AI Fundamentals for Developers¶
A crash course that demystifies modern AI for technical developers. You will not train models. You will understand every piece of jargon your AI-engineer colleagues use, and build a working RAG pipeline and agent loop by hand.
Who this is for: Senior developers, tech leads, and consultants of any stack who work with AI systems but don't build them from scratch.
Time: ~5 hours of instruction (six modules) plus ~4–5 hours of optional hands-on labs (eight labs + a capstone). Each module and lab carries its own time estimate so you can self-pace. Do the reading in one or two sittings; treat the labs as take-home practice.
Choose your path¶
Approach A — Concept-First (Bottom-Up)¶
Start from the science, build up to applications. Best if you want to understand how it works before how to use it.
Approach B — Use-Case-First (Top-Down)¶
Start from what AI can do for you today, then peel back the layers. Best if you want to be productive fast and deepen understanding as you go.
The two paths converge after Module 2
Approaches A and B are two different on-ramps: A starts from the science, B from the use cases. They differ only in Modules 1 and 2 — from Module 3 onward (Prompt Engineering, RAG, Agents, Ecosystem) the content is identical. Pick the entry point that suits you; both paths meet at Module 3 and run the same from there.
Both paths share the same Labs, Glossary, and Resources. When you've finished the modules, the Capstone ties everything together — build and evaluate a grounded support agent that retrieves docs and calls a tool.
What you'll be able to do afterward¶
- Explain what an LLM is, how it works, and why it hallucinates — to a non-technical stakeholder.
- Write and iterate on effective prompts for a specific task.

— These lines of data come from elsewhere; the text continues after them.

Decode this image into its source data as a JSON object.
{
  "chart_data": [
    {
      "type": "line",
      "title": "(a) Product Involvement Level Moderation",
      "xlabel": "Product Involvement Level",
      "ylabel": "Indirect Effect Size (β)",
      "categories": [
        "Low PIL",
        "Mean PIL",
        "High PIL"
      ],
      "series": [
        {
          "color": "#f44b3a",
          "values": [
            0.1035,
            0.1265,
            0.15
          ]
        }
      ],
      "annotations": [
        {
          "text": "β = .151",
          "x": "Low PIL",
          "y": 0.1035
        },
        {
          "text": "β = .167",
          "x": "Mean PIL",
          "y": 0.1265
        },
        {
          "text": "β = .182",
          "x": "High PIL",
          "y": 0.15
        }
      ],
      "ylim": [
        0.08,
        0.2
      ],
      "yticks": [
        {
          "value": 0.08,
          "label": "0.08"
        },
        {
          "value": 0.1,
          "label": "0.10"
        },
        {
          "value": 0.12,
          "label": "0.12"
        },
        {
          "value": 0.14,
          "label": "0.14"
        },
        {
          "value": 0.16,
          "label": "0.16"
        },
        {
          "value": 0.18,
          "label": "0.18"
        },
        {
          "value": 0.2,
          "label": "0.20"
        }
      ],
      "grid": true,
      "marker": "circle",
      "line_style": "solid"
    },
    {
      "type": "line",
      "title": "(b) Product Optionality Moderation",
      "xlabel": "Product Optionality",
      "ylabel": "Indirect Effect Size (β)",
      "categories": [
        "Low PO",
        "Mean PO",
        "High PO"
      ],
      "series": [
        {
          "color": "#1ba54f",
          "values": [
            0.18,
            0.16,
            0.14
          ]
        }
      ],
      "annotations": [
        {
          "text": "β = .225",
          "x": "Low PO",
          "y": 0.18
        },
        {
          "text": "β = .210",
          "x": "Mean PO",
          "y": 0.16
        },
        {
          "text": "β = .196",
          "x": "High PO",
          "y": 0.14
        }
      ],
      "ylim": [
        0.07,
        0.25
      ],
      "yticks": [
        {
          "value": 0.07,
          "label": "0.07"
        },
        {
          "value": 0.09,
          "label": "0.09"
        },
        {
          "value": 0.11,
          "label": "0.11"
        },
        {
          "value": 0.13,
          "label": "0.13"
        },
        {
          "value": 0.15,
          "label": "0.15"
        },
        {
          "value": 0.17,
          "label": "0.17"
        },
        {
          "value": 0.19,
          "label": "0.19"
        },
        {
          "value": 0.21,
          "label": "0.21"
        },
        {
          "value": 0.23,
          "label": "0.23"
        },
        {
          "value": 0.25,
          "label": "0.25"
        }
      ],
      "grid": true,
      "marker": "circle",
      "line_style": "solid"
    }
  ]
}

- Explain when to use RAG vs fine-tuning vs just prompting (and when long context or plain code beats all three).
- Design a simple RAG pipeline on a whiteboard.
- Explain what an agent is, what an agent harness owns, and when agentic systems are appropriate.
- Tell a standard model from a reasoning model and choose between them on cost vs. accuracy.
- Navigate the AI framework landscape and recommend the right tool for a use case.
- Identify cost, latency, reliability, and responsible-AI concerns when using LLMs in production.
- Write a basic eval to check an AI feature — and know why "looks right" isn't a passing grade.